You Can Never Go Home Again

This post is on location at my parent's house in Grand Prairie, Texas.

This afternoon I drove "home." I say "home" because Home is Abilene, Texas where I have spent the majority of the past decade and "home" is Grand Prairie, Texas where i spent the majority of the previous two decades and where my parents still live.

Everytime I come to visit, something has changed. Except to me, one who visits so infrequently, it seems as though a lot of things have changed. Because this is the place where I grew up though, it seems more than a bunch of new buildings. It appears as though the fundamental nature of the universe has been altered. This town is the place of my memory, and now that memory is disconnected from reality.

I love holidays, and I love spending time with my family at holidays, but I do not enjoy going "home." It reminds me that even the most fundamental things in the universe are changeable and not always for the better.

Tuesday, December 20, 2005

Supernatural

This one goes out to all those hard science people out there:

I am a historically, literarily, theologically bent fellow.

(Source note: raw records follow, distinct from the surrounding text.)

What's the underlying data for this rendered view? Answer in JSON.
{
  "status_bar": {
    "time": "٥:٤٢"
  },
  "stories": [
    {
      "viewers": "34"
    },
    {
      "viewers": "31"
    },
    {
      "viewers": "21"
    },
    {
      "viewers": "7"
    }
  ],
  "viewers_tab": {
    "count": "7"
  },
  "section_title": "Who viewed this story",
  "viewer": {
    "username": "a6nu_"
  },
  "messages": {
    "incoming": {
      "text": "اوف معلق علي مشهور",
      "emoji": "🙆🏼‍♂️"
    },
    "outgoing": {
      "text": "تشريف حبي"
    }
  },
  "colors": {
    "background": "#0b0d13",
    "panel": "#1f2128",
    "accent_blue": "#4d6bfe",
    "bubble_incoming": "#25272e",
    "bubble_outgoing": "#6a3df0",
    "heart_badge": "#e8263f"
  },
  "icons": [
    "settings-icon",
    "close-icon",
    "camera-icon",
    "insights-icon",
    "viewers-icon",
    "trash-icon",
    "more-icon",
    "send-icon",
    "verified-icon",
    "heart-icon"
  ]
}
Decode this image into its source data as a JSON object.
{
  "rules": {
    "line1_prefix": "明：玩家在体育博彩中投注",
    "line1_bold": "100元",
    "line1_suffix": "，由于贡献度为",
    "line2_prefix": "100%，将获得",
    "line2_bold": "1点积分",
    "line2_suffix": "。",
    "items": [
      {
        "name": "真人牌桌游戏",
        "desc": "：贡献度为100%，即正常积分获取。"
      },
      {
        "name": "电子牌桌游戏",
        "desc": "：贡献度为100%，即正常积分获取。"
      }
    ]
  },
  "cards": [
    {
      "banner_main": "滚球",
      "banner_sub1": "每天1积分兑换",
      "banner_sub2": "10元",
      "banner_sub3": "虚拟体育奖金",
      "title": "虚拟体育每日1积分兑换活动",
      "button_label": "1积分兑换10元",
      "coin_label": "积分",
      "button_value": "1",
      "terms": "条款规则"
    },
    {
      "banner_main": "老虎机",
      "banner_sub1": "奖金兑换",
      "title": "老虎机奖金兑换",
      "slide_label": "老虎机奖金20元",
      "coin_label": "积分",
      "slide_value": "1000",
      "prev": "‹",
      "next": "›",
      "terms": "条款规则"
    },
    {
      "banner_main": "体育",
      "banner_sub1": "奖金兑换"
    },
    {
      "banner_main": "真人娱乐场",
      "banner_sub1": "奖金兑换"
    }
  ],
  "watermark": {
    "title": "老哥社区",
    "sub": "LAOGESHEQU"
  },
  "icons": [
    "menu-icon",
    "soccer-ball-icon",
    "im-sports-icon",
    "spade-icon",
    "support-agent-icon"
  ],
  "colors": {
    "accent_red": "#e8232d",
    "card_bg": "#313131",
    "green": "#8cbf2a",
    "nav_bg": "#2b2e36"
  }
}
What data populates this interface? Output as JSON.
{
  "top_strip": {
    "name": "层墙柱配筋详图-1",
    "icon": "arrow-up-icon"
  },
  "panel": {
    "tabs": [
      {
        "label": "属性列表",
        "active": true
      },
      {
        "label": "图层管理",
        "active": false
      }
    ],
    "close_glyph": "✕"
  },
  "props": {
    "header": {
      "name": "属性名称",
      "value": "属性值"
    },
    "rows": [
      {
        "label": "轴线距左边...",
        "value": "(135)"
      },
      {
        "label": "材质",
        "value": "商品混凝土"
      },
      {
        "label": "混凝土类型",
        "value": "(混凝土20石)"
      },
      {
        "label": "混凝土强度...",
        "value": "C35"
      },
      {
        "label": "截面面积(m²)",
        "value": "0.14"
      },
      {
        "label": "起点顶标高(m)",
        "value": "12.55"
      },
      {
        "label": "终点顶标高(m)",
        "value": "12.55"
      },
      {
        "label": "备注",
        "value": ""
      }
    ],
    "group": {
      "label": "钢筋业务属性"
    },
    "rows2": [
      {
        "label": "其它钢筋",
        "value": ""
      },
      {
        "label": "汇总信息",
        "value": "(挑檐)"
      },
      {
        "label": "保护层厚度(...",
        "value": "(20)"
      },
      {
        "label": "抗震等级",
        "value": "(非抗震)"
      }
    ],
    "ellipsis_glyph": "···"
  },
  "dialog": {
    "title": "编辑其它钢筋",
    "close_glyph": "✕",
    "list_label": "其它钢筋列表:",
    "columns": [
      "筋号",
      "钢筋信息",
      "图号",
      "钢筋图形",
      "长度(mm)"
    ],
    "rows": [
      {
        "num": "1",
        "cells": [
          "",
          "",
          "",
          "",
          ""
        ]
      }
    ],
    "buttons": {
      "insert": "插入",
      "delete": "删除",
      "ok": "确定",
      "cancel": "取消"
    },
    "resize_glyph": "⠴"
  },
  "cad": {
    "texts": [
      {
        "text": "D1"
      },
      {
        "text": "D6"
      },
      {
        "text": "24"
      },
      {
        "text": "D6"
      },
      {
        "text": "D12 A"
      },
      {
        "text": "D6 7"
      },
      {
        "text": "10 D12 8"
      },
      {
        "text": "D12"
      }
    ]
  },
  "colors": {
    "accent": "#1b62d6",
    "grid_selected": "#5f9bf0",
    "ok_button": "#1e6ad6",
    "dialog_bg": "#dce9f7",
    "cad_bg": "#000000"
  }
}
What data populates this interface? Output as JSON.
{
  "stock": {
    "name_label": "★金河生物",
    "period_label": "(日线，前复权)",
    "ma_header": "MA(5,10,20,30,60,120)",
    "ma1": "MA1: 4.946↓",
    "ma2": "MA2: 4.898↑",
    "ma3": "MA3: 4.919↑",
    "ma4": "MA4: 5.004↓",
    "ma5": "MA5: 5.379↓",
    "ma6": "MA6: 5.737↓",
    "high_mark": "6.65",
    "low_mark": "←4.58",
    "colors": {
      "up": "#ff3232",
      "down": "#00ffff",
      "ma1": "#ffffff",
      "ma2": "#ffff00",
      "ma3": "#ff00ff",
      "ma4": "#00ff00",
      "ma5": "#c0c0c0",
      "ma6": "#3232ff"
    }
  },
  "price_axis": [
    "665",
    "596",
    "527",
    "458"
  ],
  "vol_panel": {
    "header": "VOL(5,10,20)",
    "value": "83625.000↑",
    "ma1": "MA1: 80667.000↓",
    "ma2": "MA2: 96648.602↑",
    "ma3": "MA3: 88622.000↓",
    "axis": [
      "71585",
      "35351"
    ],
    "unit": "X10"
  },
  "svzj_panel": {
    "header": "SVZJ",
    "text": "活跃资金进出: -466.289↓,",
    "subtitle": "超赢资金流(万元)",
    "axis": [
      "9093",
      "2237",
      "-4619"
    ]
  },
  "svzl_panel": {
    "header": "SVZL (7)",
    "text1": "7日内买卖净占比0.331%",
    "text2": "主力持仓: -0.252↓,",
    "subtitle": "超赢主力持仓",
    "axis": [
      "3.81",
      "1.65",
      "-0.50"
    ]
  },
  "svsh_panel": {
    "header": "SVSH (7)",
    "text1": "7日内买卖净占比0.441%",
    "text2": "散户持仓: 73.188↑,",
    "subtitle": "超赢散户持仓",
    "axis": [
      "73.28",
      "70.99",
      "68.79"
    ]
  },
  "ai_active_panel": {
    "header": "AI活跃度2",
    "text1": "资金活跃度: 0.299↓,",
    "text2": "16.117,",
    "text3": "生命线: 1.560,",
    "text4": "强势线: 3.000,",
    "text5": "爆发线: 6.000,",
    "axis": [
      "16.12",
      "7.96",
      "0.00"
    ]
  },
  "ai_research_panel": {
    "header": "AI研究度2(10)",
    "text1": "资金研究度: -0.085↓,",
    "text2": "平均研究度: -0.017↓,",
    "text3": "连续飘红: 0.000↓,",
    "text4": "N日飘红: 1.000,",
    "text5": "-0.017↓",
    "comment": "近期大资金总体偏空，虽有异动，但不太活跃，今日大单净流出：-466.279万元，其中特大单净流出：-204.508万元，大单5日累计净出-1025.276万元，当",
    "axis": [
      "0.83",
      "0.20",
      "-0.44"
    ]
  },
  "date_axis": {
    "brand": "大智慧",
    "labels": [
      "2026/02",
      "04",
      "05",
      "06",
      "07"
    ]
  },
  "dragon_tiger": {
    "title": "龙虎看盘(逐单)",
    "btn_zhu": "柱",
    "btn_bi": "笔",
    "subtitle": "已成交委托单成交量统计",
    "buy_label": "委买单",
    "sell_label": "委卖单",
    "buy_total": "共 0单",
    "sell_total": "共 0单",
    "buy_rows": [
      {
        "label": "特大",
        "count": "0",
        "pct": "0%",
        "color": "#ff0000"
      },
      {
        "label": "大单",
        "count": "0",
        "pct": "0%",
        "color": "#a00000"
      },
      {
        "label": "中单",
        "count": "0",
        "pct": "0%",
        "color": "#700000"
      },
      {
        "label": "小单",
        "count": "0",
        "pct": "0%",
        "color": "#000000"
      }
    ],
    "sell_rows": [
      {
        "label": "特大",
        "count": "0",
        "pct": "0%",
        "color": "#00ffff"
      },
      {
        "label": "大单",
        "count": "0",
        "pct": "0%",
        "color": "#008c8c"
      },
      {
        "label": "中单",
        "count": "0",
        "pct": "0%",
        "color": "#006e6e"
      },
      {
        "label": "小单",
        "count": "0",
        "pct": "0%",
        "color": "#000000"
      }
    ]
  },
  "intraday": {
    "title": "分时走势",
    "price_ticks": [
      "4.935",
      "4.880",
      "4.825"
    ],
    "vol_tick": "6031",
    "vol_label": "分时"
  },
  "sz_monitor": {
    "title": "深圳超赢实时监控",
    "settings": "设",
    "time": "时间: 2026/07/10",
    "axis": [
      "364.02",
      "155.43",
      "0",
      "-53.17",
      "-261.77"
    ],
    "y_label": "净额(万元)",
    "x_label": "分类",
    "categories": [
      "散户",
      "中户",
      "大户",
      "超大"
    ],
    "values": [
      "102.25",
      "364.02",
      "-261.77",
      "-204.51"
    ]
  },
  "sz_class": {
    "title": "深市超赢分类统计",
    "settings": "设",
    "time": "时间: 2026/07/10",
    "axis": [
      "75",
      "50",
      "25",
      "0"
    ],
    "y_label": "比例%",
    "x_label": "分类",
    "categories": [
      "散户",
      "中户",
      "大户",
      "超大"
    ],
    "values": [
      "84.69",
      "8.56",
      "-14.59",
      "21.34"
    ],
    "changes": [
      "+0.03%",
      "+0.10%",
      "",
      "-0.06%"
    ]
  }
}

As such I have very little problem accepting/assiging mystery to the world around me. I have been wondering, however, how do my friends in the sciences deal with the supernatural? The aim of the sciences is to measure, categorize, and define the world and thus (it appears to me) erase mystery.

Discuss . . .

And the Winner Is . . .

The winner for my [renamed] Winter Reading Project is Jonathan Strange and Mr. Norrell. Melissa Jerkins who recommended it has history on her side as she and her husband Nathan are the ones responsible (and probably culpable) for recommending such classics as Steven King's The Gunslinger; Herman Wouk's The Caine Mutiny; and they are singularly responsible for my acting career.

Thank you all for your wonderful suggestions which I will also attempt to read as well.